The Open Architecture Network, (OAN), harnesses the best of Web 2.0 design concepts to allow architects and designers of all persuasions to collaborate with and inspire each other on designs that are changing people’s lives. Since the site was unveiled at the TED conference in March 2007, more than 8,000 people have joined the network to improve living conditions for people who have been victims of war, poverty, and natural disasters.
OAN was the brainchild of Architecture for Humanity, a non-profit organization that seeks architectural solutions to humanitarian crises. In July 2006, Hot Studio, a user-centered design firm based in San Francisco, volunteered to lead the design effort for this new collaboration system.
To kick off the project, we flew to Biloxi, Mississippi, one of the cities ravaged by floods from Hurricane Katrina, to talk with people who lost their homes, and those who were leading rebuilding efforts. We’ll talk about how this intensive ethnographic research inspired our own design process, and led to tangible features that can be found on the OAN today.
In this case study, we hope to dispel some of the hype that surrounds Web 2.0, and show how user research can create breakthroughs in our thinking. It can lead us to design things that are about more than just employing the latest technology. It can ground us in the needs of real people, and help us to design things that can truly change people’s lives.
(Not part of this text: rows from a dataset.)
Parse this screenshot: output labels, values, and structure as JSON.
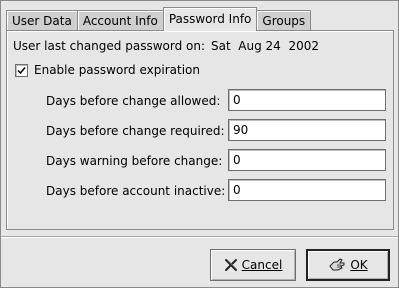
{
  "tabs": [
    {
      "label": "User Data",
      "active": false
    },
    {
      "label": "Account Info",
      "active": false
    },
    {
      "label": "Password Info",
      "active": true
    },
    {
      "label": "Groups",
      "active": false
    }
  ],
  "password_info": {
    "last_changed_label": "User last changed password on:",
    "last_changed_date": "Sat  Aug 24  2002",
    "enable_expiration": {
      "label": "Enable password expiration",
      "checked": true
    },
    "fields": [
      {
        "label": "Days before change allowed:",
        "value": "0"
      },
      {
        "label": "Days before change required:",
        "value": "90"
      },
      {
        "label": "Days warning before change:",
        "value": "0"
      },
      {
        "label": "Days before account inactive:",
        "value": "0"
      }
    ]
  },
  "buttons": {
    "cancel": {
      "label": "Cancel",
      "icon": "cancel-x-icon"
    },
    "ok": {
      "label": "OK",
      "icon": "ok-hand-icon"
    }
  }
}
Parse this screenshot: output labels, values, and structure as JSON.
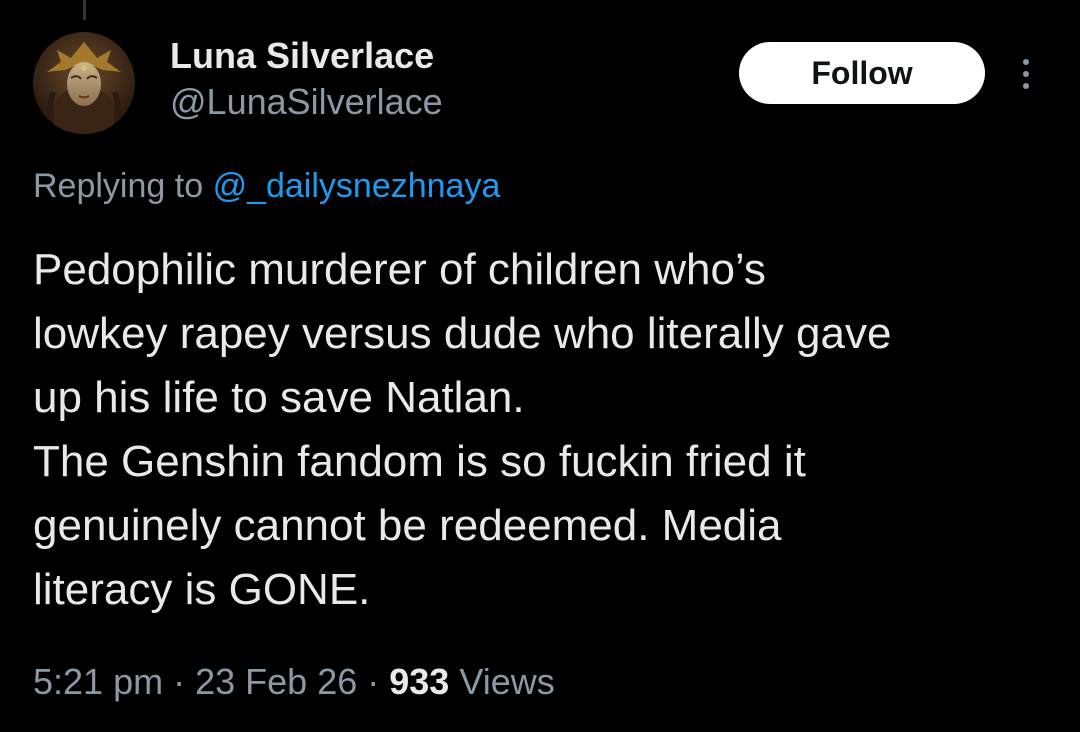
{
  "author": {
    "display_name": "Luna Silverlace",
    "handle": "@LunaSilverlace",
    "avatar_icon": "masked-character-avatar"
  },
  "actions": {
    "follow_label": "Follow",
    "more_icon": "more-vertical-icon"
  },
  "reply": {
    "prefix": "Replying to",
    "mention": "@_dailysnezhnaya"
  },
  "tweet": {
    "lines": [
      "Pedophilic murderer of children who’s",
      "lowkey rapey versus dude who literally gave",
      "up his life to save Natlan.",
      "The Genshin fandom is so fuckin fried it",
      "genuinely cannot be redeemed. Media",
      "literacy is GONE."
    ]
  },
  "meta": {
    "time": "5:21 pm",
    "separator": "·",
    "date": "23 Feb 26",
    "views_count": "933",
    "views_label": "Views"
  },
  "colors": {
    "background": "#000000",
    "text_primary": "#e7e9ea",
    "text_secondary": "#8b98a5",
    "link": "#1d9bf0",
    "button_bg": "#ffffff",
    "button_text": "#0f1419"
  }
}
Since the late 90s, Katrina has led information architecture, user research, and content strategy efforts on projects ranging from online magazines to Flash demos to applications for enrolling new health care members. Her work includes projects for InformationWeek, Sun Microsystems, Charles Schwab, Blue Shield of California, Architecture for Humanity, the United Methodist Church, Gap Inc., LeapFrog SchoolHouse, and Adobe. In 2003 she was hired to build and lead a new user experience team at Hot Studio, an award-winning design firm based in San Francisco. Today she leads Hot’s group of about ten user experience architects.
Before her foray into the Internet, Katrina worked as a freelance writer and editor for several newspapers and magazines in Hawaii and California, and as an associate producer for an award-winning national PBS television series. She holds a master’s degree in journalism and documentary filmmaking from the University of California, Berkeley.
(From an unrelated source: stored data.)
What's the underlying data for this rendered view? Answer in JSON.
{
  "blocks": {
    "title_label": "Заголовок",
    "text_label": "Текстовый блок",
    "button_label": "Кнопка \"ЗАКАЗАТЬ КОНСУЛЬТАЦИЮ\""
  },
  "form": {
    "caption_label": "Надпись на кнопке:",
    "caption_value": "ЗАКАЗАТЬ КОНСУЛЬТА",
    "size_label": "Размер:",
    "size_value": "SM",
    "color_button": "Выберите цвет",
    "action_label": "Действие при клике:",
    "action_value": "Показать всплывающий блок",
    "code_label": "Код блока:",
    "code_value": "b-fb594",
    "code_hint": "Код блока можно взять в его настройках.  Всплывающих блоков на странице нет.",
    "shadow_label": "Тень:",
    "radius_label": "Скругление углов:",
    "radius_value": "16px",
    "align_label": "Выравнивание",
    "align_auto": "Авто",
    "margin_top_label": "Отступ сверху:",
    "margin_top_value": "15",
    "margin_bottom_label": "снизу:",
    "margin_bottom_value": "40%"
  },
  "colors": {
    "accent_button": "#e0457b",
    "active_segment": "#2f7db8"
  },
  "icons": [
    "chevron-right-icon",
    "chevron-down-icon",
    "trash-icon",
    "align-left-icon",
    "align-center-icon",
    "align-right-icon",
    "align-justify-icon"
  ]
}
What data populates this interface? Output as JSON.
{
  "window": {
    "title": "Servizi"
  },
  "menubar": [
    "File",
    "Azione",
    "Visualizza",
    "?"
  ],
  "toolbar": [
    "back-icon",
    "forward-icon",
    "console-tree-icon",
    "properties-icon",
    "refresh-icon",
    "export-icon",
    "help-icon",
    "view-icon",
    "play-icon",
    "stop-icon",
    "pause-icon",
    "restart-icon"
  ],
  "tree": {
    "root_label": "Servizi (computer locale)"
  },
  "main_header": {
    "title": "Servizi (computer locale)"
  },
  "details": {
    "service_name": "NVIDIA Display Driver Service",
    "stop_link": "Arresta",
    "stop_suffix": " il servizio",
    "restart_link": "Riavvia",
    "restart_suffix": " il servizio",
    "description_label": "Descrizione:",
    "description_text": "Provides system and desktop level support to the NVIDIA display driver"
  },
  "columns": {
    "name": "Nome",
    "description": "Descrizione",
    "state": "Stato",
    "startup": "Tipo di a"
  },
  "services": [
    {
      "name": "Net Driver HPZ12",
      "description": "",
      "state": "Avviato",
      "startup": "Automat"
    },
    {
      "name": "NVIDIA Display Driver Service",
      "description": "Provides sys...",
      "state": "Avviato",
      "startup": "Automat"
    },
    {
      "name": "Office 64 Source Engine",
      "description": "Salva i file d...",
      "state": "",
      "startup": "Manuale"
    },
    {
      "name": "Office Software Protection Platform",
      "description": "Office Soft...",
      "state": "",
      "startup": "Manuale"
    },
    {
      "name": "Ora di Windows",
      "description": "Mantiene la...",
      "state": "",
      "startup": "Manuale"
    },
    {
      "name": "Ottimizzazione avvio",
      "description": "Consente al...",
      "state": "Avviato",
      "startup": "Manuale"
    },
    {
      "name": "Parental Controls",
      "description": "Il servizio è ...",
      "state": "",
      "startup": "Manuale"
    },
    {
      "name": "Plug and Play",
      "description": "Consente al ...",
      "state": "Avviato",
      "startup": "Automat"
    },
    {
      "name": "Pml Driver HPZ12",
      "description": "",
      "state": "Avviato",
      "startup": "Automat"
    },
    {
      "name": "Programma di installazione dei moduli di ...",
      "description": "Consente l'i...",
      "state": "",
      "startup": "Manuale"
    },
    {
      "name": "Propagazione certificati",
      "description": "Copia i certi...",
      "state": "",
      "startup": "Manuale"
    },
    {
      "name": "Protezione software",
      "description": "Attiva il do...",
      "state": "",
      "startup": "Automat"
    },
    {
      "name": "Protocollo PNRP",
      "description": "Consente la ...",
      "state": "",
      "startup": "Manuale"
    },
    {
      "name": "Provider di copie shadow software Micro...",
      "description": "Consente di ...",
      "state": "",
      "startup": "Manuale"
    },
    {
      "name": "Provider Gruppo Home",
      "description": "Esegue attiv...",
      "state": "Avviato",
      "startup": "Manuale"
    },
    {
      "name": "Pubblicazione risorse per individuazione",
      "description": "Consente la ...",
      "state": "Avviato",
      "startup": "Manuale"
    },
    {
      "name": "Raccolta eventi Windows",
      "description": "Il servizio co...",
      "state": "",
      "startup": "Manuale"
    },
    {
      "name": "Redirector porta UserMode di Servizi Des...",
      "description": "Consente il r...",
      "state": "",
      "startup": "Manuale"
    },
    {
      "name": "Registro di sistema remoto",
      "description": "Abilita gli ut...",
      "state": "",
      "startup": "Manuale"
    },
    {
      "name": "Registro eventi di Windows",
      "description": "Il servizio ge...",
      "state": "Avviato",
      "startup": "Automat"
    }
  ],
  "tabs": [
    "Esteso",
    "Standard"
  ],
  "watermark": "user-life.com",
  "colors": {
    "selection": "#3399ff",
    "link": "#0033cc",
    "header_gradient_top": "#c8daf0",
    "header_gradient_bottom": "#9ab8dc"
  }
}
Maria Giudice is the CEO and Founder of Hot Studio, Inc., a San Francisco-based, human-centered design studio dedicated to making the complex beautifully clear. Maria is considered a pioneer in the field of information architecture and was prominently featured in the 1996 book Information Architects by Richard Saul Wurman. In 2002, she was included in the book 1000 Most Creative Individuals in the USA. Maria has coauthored two best-selling books about web design: Web Design Essentials and Elements of Web Design. Since 1997 Maria has lead Hot Studio’s team of individuals dedicated to creating design systems that are both beautiful and highly functional. Maria has more than 20 years of experience working with and mentoring people from many different disciplines. Maria holds a degree from the Cooper Union for the Advancement of Science and Art, and has spoken about design and the power of collaboration at conferences around the world.